The physically-based spatial strategy for the Borough related intensity of development to accessibility, in particular reduction of the need to travel and travel by sustainable modes. The accessibility principles led logically to the promotion of an urban renaissance involving the intensive use of previously developed town-centre land. They also led to the need for access to open green areas both within the redeveloped areas and through “green wedges” linking them to the suburbs and countryside. The “green wedges” provided not only recreational opportunities but also enhanced the environment for walking and cycling.
The briefs covered a variety of formats but all sought to include unambiguous guidance on physical form, including specification of blocks and frontages. The frequency, quality and clarity of the briefs increased over time until by 2003 they were appearing at the rate of one or two per month.
The results on the ground
While many of the results are still to come, some remarkable changes can already be seen on the ground, not just the new buildings but also the renewed public realm. There is now an air of vibrancy and sophistication in the shops, bars and cafes surrounding the public spaces that give the lie to the old image and jokes.
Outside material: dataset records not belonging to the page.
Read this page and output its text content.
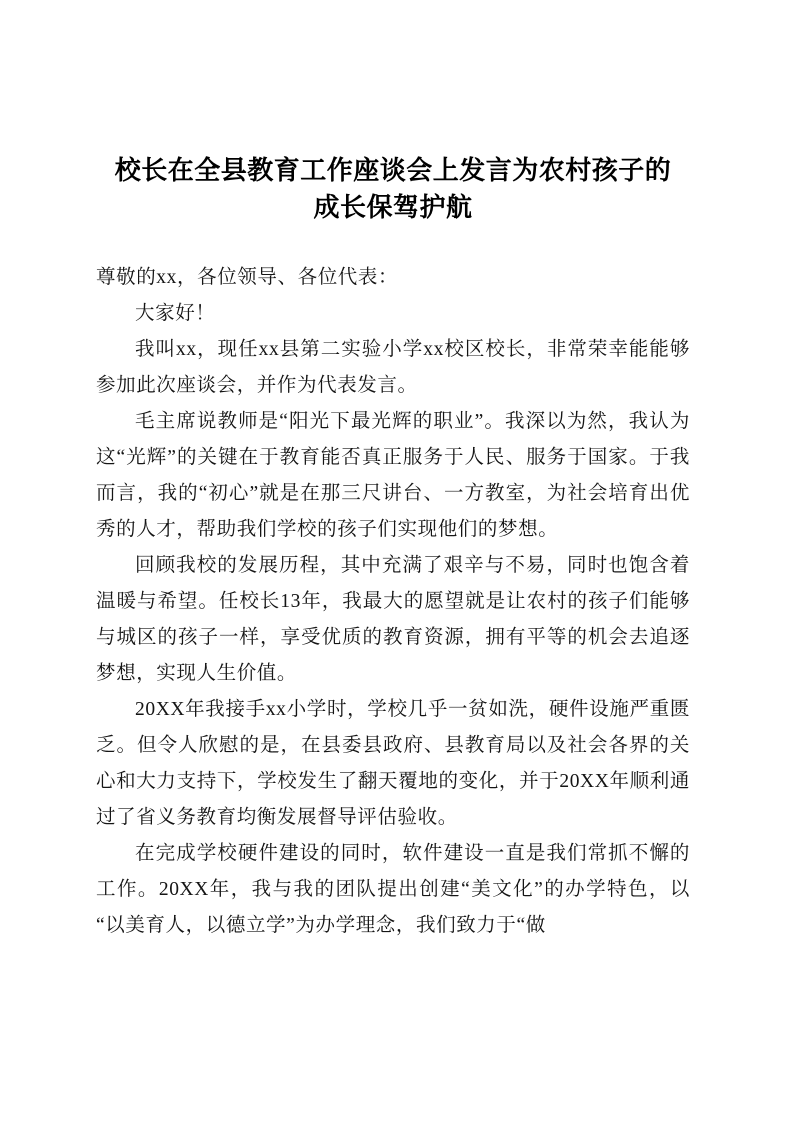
校长在全县教育工作座谈会上发言为农村孩子的
成长保驾护航

尊敬的xx，各位领导、各位代表：

大家好！

我叫xx，现任xx县第二实验小学xx校区校长，非常荣幸能能够参加此次座谈会，并作为代表发言。

毛主席说教师是“阳光下最光辉的职业”。我深以为然，我认为这“光辉”的关键在于教育能否真正服务于人民、服务于国家。于我而言，我的“初心”就是在那三尺讲台、一方教室，为社会培育出优秀的人才，帮助我们学校的孩子们实现他们的梦想。

回顾我校的发展历程，其中充满了艰辛与不易，同时也饱含着温暖与希望。任校长13年，我最大的愿望就是让农村的孩子们能够与城区的孩子一样，享受优质的教育资源，拥有平等的机会去追逐梦想，实现人生价值。

20XX年我接手xx小学时，学校几乎一贫如洗，硬件设施严重匮乏。但令人欣慰的是，在县委县政府、县教育局以及社会各界的关心和大力支持下，学校发生了翻天覆地的变化，并于20XX年顺利通过了省义务教育均衡发展督导评估验收。

在完成学校硬件建设的同时，软件建设一直是我们常抓不懈的工作。20XX年，我与我的团队提出创建“美文化”的办学特色，以“以美育人，以德立学”为办学理念，我们致力于“做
The quality of the architecture has increased markedly and housing proposals in the central area are now architect-designed for the particular site rather than standard units. New development in the suburbs and villages is in the form of houses and gardens reflecting the higher-density urban approach of the Essex Design Guide. The green corridors formed from the river valleys are now well used by pedestrians and cyclists. If there is a message here it is that strong planning intervention can lead to quality architecture and reinvigorated public spaces.